The Beav wasn’t as impressed by this film as I felt he should be. He liked the concept and was interested in the characters, but ultimately, he felt like the plain style was a failing. I asked some questions and, best I can figure, he would have preferred something more lyrical and expressive. This is definitely a legitimate criticism but it’s difficult for me to imagine anyone pulling it off given that the story and it’s outcome were so uncertain at the beginning of the decade-long shoot.
For my part I got caught up enough in the story of these families that style was largely invisible, and I felt things I normally don’t at a cinema: for example, I felt pride when the boy graduated from high school, and not simply happiness. Other small authentic details came as a genuine, felt relief: that Patricia Arquette gained weight, that getting a good job meant paying bills (not riches and an escape from economic reality), that the dad sells his car and is untouched when his kid pouts about it.

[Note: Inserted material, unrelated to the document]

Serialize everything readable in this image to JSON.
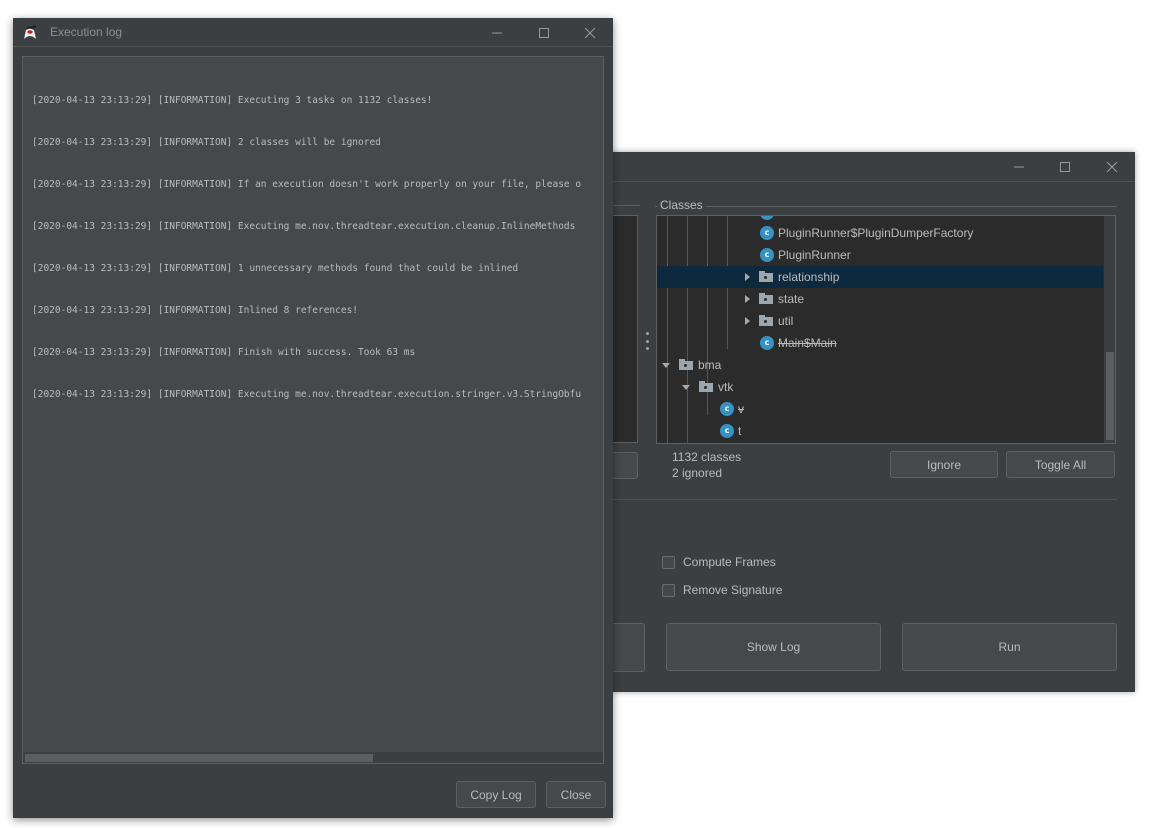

The biggest surprise for me was that a movie called Boyhood does not idealize youth or present adulthood as loss and so stands apart from much of popular culture. Here, adults cope with ordinary problems and as the children grow these problems affect them more and more: alcoholism, the need for love and its risks, the relentless threat of poverty. Yet the parents change, grow, and yes, become better people as they gain experience. In response to bad timing, missed opportunities or poor choices, they work, they do their best, and slowly over time, the chaos and uncertainty of youth are gradually replaced with a kind of stability and success.
This end point is low-key and imperfect. These adults continue to have problems, they struggle still, but there is beauty in the compromises they strike. And that beauty reads as a hope that neither high school nor college must necessarily be the best years of this boy’s life. Which rings true.